Remote Recovery for data guarding
PostgreSQL introduces full page write mechanism to avoid inconsistency in case of system crashes. However, full page writes can amplify writes and reduce performance. Remote Recovery is designed to fetch full page from the mirror node (standby or master) during recovery to prevent torn pages in the absence of full page write. As a result, full page write can be turned off for reduced IO and improved performance.
Specifically, PolarDB PG writes a special bit in WAL when a page is first modified since the last checkpoint. During recovery, upon encountering a special bit that indicates a remote fetching is needed, a PolarDB PG database instance would fetch the page from its mirror instance and restore it locally before replaying later modifications.

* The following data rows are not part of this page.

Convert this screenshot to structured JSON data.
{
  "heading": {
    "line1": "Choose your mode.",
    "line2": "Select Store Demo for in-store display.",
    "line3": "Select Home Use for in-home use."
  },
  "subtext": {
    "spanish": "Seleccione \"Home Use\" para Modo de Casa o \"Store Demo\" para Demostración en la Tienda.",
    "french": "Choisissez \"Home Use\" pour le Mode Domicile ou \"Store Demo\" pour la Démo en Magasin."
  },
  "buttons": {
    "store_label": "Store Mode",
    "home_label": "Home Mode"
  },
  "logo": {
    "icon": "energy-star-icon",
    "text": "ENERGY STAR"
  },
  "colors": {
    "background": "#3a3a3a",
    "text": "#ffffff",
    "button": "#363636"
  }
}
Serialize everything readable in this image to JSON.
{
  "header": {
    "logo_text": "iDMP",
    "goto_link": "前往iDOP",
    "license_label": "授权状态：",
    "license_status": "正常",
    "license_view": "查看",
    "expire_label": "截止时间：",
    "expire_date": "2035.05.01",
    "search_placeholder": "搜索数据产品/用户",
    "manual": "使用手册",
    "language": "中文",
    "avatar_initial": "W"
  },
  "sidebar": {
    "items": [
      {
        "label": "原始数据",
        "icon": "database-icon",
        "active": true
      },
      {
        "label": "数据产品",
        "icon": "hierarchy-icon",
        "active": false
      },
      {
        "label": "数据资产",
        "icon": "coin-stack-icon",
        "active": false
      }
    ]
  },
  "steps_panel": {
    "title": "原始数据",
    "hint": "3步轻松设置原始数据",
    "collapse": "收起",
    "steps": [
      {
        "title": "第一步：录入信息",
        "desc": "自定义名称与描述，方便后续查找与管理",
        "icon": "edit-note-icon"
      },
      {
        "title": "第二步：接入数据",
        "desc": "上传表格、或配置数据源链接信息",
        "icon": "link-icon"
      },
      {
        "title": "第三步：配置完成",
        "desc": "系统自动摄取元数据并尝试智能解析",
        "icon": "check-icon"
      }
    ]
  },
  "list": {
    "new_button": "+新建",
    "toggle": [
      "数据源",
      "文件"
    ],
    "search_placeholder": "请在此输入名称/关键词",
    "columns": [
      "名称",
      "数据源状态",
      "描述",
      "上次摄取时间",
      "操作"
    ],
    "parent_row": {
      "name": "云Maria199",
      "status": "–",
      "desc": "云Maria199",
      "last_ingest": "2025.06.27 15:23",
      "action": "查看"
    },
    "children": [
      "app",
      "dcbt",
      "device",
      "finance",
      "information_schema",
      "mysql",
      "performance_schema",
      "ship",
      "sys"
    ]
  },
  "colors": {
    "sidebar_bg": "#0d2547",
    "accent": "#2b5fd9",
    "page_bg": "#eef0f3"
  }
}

Remote recovery also can leverage our parallel WAL redo framework to fetch pages and to relay WAL records in parallel.
How to use
- You can put a remote_recovery.conf in the data directory to support remote recovery. The format of remote_recovery.conf is same as recovery.conf. You should specify the mirror node address for building connection. For example, you can write "standby_conninfo = 'host=xx port=xx user=xx password=xx application_name=standby'" into remote_recovery.conf.
- The parameter of max_wal_senders in the mirror node should be configured to be larger than max_parallel_replay_workers in the recovering node.
- If the mirror node is a backup node, it should turn on hot_standby for accepting connections from the recovering node. checkpoint_sync_standby should be turned on to guarantee that the mirror node has full WAL modifications once a checkpoint is done.